Тилль нетерпеливо ударил ладонью по сигналу. Строгие ворота открылись, и обе машины свернули к ангару. Над грузовиком с шипением и клекотом пронеслись две неоседланные гиелы – любимицы Гая. Одна из них даже запустила когти в брезент. Ее отогнали криками и автомобильными гудками.
– Чуют лошадку! – сказал Тилль.
Лед раздробили отбойным молотком. Тучный берсерк работал осторожно. Гай, чьи неразлучные арбалетчики цепочкой стояли у входа в ангар, кратко объяснил ему, что если он отсечет у шныра ухо – ему самому отрежут ухо. Если пострадает нос – отрежут нос. С пегом церемонились меньше. Тот же берсерк, расколов лед, разделывал его тяжелой секирой. Гай велел снять с него лишь седло, потник и уздечку, а тушу приказал бросить молодым гиелам.
– Пусть привыкают! Настоящие пеги перепадают не каждый день, – сказал он, наблюдая, как берсерк с хеканьем опускает секиру. Брызнула подкрашенная жижа.
– Даже крови нет! Эта туша насквозь прохимиченная, – поморщился Белдо.
– Хорошую гиелу химией только обрадуешь… Мощный был жеребец! Давно не видел таких крыльев. Не удивлюсь, если он в родстве с тем красавцем, который сам бросается на гиел, – задумчиво сказал Гай.
– А-а, Зверь! Хозяйка – некая Штопочка. Мы бы давно их пристрелили, но вы приказали не трогать, – с досадой отозвался Тилль.
Гай достал влажную салфетку и промокнул со щеки брызги.
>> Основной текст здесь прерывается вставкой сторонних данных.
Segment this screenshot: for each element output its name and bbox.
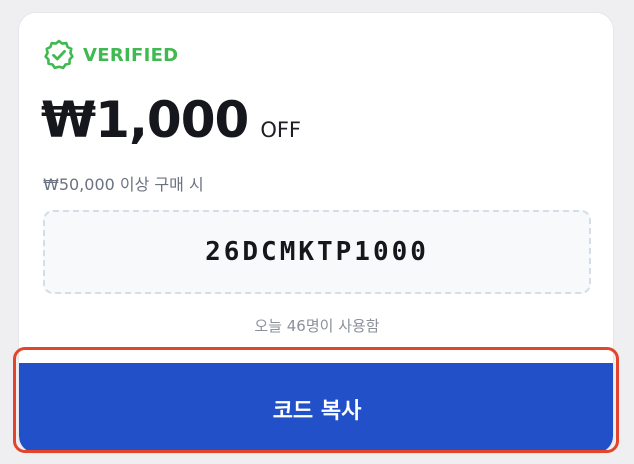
verified-badge-icon [44, 39, 74, 70]
copy-code-label: 코드 복사 [272, 399, 362, 424]
discount-headline: ₩1,000 OFF [41, 91, 301, 149]
discount-amount: ₩1,000 [41, 91, 249, 149]
copy-code-button[interactable]: 코드 복사 [19, 363, 613, 453]
verified-label: VERIFIED [83, 44, 179, 66]
verified-badge: VERIFIED [43, 39, 178, 71]
usage-count: 오늘 46명이 사용함 [254, 317, 380, 335]
discount-suffix: OFF [260, 118, 301, 142]
purchase-condition: ₩50,000 이상 구매 시 [43, 175, 204, 194]
coupon-code: 26DCMKTP1000 [205, 237, 429, 267]
coupon-code-box[interactable]: 26DCMKTP1000 [43, 210, 591, 294]
coupon-card: VERIFIED ₩1,000 OFF ₩50,000 이상 구매 시 26DC… [18, 12, 614, 454]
Тучный берсерк работал секирой, как заведенный, больше напоминая мясника.
– Жестокость должна быть осмысленной. Если моей целью станет перебить всех шныров, я поставлю в лесу пулемет или устрою засаду у лазейки, через которую их молодняк бегает в Копытово. Но кто тогда будет таскать нам закладки? – сказал он с раздражением.
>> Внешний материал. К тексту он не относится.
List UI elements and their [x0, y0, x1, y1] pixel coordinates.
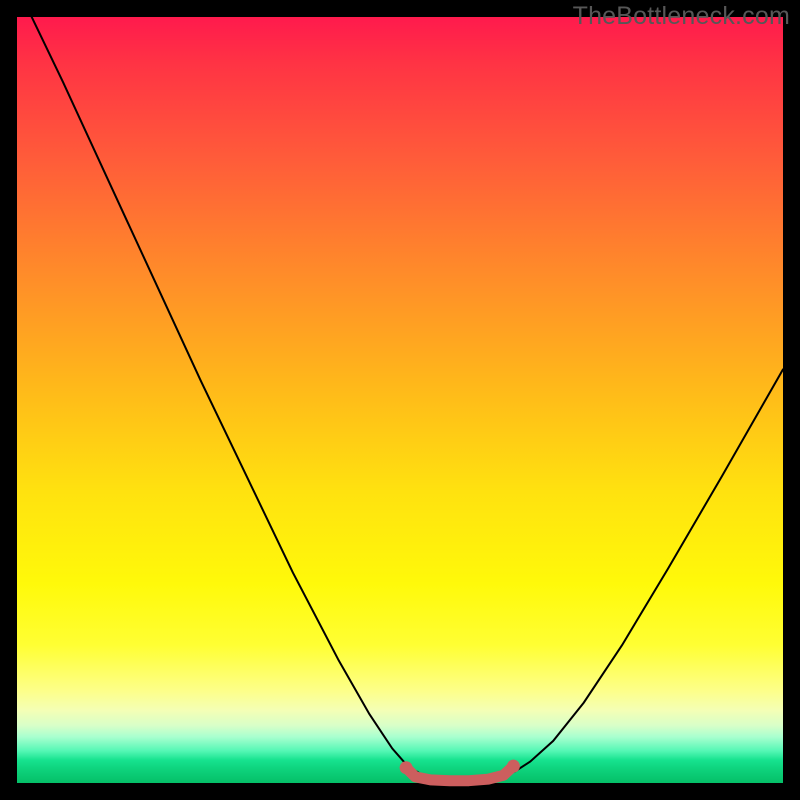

– Все равно лучше подрезать этой Штопочке крылышки. А то больно много она ребят посекла своим кнутом. Взрослые мужики, и удирают от бешеной девчонки, которая ни черта не боится, – возразил Тилль.
Гай нахмурился. Как видно, это было для него новостью.
– Ингвар!
Топорных дел мастер повернулся, как медведь. Ждал.
– Ты прав! Поймай мне девчонку вместе с жеребцом. Поймай живой! Если она и правда так хороша, хочу устроить ей бой с Гамовым. Это будет занятно!
– От Гамова мало проку, – пробасил Тилль.
Гай удивился:
– Как? Он же вернулся и снова чешет небо!
– Чешет, но кое-как. На его гиеле и с его умением он мог бы каждый день приносить по перехваченной закладке, а он врет, что ему никто не попадается.
– То есть ты считаешь, что он больше не наш? – уточнил Гай.
– Не наш, – повторил главный топорник.
– Ты ошибаешься, Ингвар. Он ушел не очень далеко. Жена, которая ушла в соседнюю комнату, еще не совсем ушла, – заметил Гай.
– Все равно. Гамов стал слишком светлым. Всякие там фантазии у него, – Тилль крутанул у виска пальцем.
– Нет, светлым он не стал. Он стал наглым, – подумав, сказал Гай. – Это надо пресечь… Про девчонку ты запомнил? Пусть убьет ее в поединке.
– А если не убьет? – спросил Тилль.
– Тогда она убьет его. Но он убьет. Через себя ему не перешагнуть.
Гай посмотрел себе под ноги, на лицо молодого шныра, которое освободили, наконец, ото льда. Это было странное лицо, почти пугающее своим выражением. Казалось, он не умер, а шагнул в неведомое и прекрасное, и лицо успело отразить радость этого шага и пронести его в смерть. Дионисий Тигранович бегал вокруг тела, встряхиваясь, точно мерзнущий скворец.
– Ах! Я проклинаю все на свете! И день, когда взял закладку, и ведьмарство! Неужели существуют на свете ценности, ради которых должны погибать такие прекрасные молодые люди? – кудахтал он.